As shown by the other scholars who examined this text, if we compare the masoretic Lamentations with 4Q179 linguistically and with regard to common motifs, we are struck by the apparent similarity. When we inquire what is the chief issue on which they differ we should note that gender here plays a major role. [18] Let us take a close look at the text of 4Q179 printed above. It has three parts, or three separate poems. The first one is an admission of guilt on the part of the writer, and is actually dissimilar to the biblical text of Lamentations, so we shall not discuss it here. However, the second part holds linguistic and topical similarities to Lamentations 4 and the third part is similar to Lamentations 1.

I will now present a synoptic comparison of 1Q179 with chapter 1 of Lamentations. In the first column I print the masoretic text. In the second, I present part 3 of 4Q179 as it parallels Lam 1. In the third column I present the text of Lamentations 1 as it is preserved in a scroll from Cave 4 in Qumran. In red are the words in 4Q179 that are feminine and absent from the biblical text. I have boldfaced feminine words in the biblical composition. I have boldfaced in red those words which are gendered and appear in both texts in a similar function. And in blue are presented those words in the biblical text that are clearly masculine. As is obvious, text in red in 4Q179 by far exceeds the ones boldfaced in the masoretic text. I do not present a translation, because the importance in the similarities is linguistic and not textual.

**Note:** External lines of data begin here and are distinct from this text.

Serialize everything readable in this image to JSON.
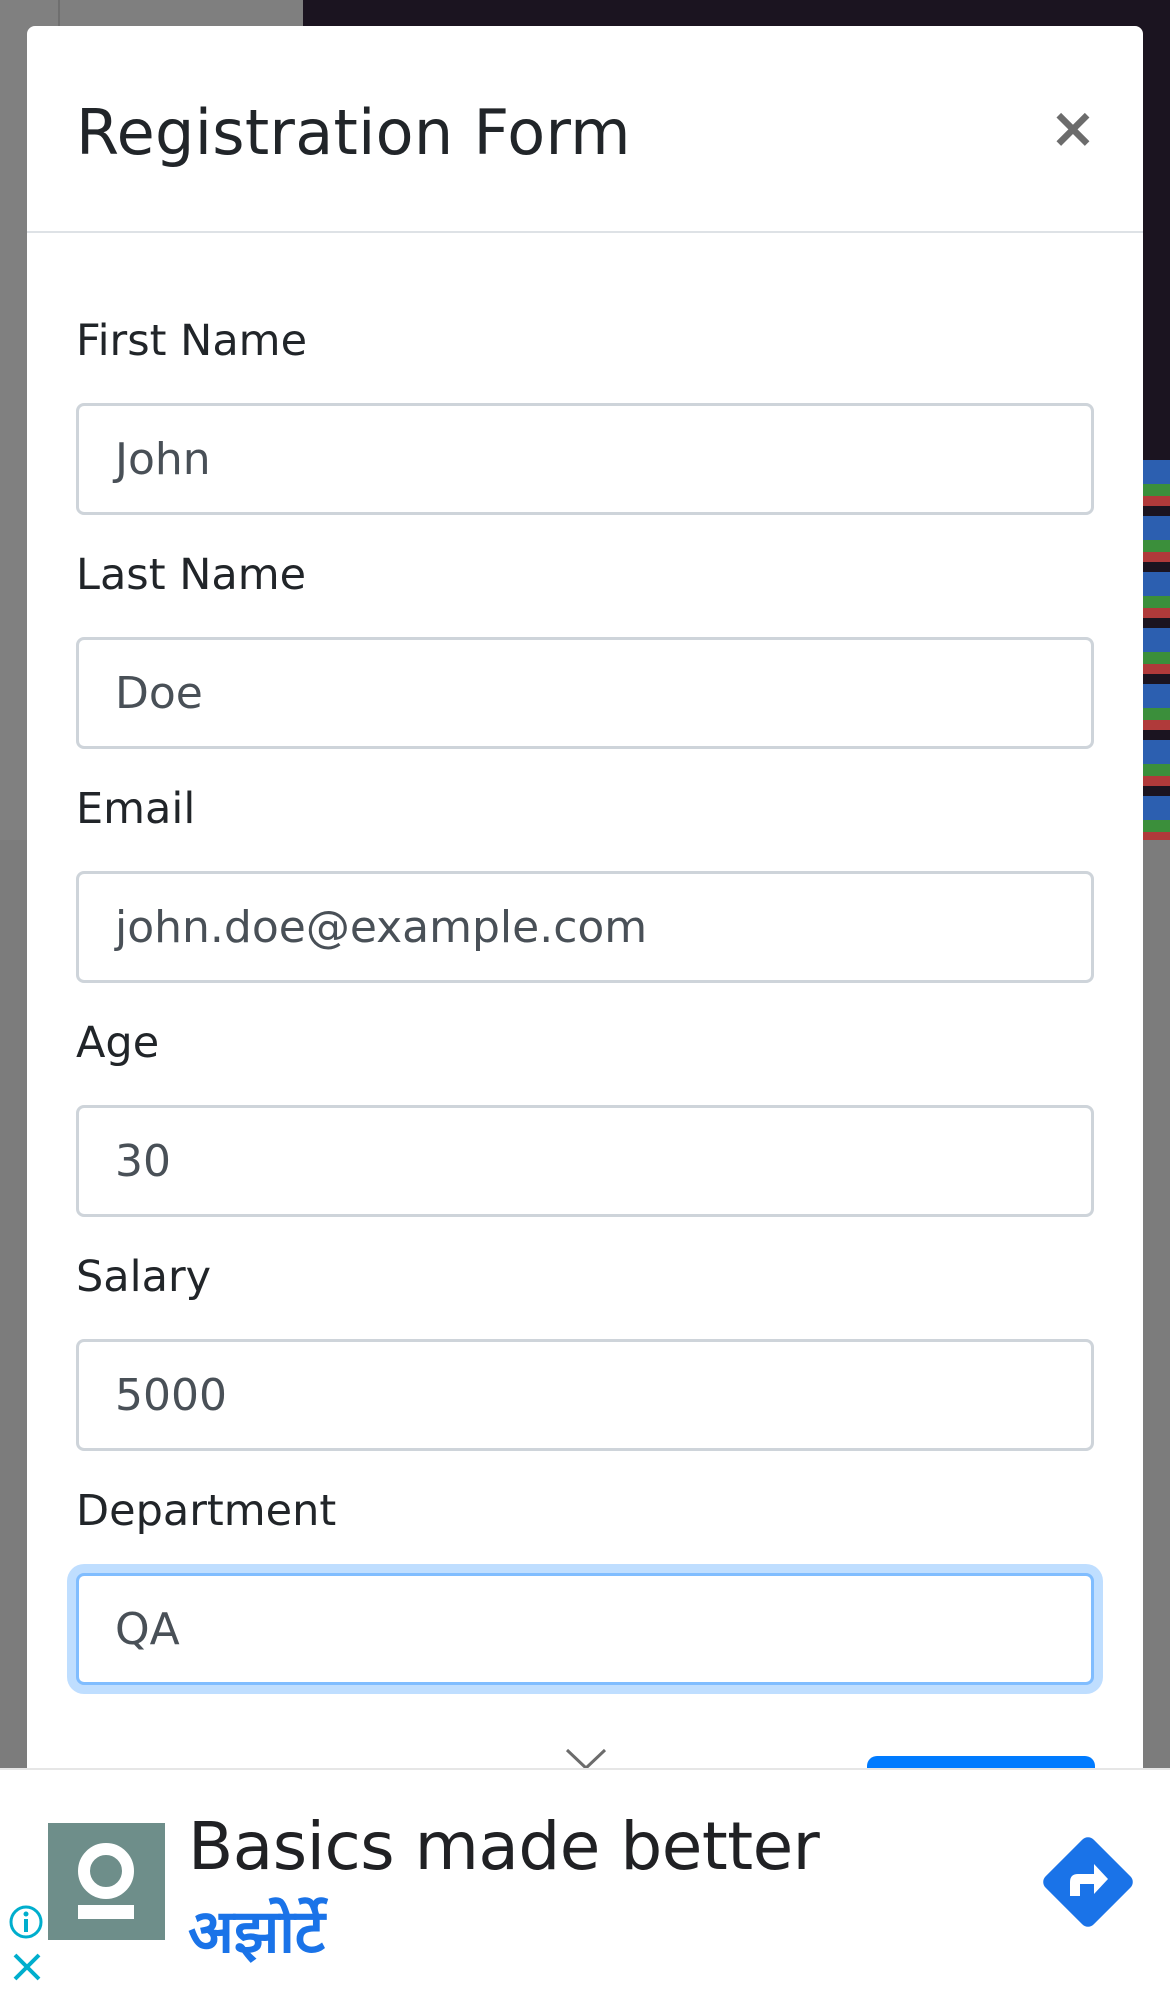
{
  "modal": {
    "title": "Registration Form",
    "close_label": "×"
  },
  "fields": [
    {
      "label": "First Name",
      "value": "John"
    },
    {
      "label": "Last Name",
      "value": "Doe"
    },
    {
      "label": "Email",
      "value": "john.doe@example.com"
    },
    {
      "label": "Age",
      "value": "30"
    },
    {
      "label": "Salary",
      "value": "5000"
    },
    {
      "label": "Department",
      "value": "QA"
    }
  ],
  "ad": {
    "headline": "Basics made better",
    "brand": "अझोर्टे",
    "logo_icon": "person-icon",
    "action_icon": "directions-arrow-icon",
    "colors": {
      "brand": "#1a73e8",
      "logo_bg": "#6e8e8a"
    }
  },
  "colors": {
    "accent": "#007bff",
    "focus_ring": "#80bdff"
  }
}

please open tab 1 in a separate window

As can be seen, chapter 1 in Lamentations consists of feminine images, but only two of them שרתי (my mistress 1:1) and שוממה (deserted 1:13) are also repeated in the Qumran composition. Also, the term אשת מרורים (bitter woman) of 4Q179 may be viewed as similar to the description מר לה (it is bitter to her 1:4) found in the masoretic text. In fact the biblical text suggests three feminine images for Jerusalem – a widow (1:1), a virgin (1:4; 15; 18) and a menstruant (1:8; 17). The last two represent a positive feminine image (the virgin) and a negative one (the menstruant). The first image, the widow, a woman left without her husband, is neutral, but her situation is tragic and irreversible. Because 4Q179 is fragmentary at the very beginning, it remains unclear whether it had also used the widow metaphor, and the parallel to the first verse of Lamentations is very close. However, further down in the text Jerusalem is compared neither to a sinless virgin, nor to a sinful menstruant, nor to a widow, but rather to a deserted (שוממה, עזובה) and infertile (עקרה) woman.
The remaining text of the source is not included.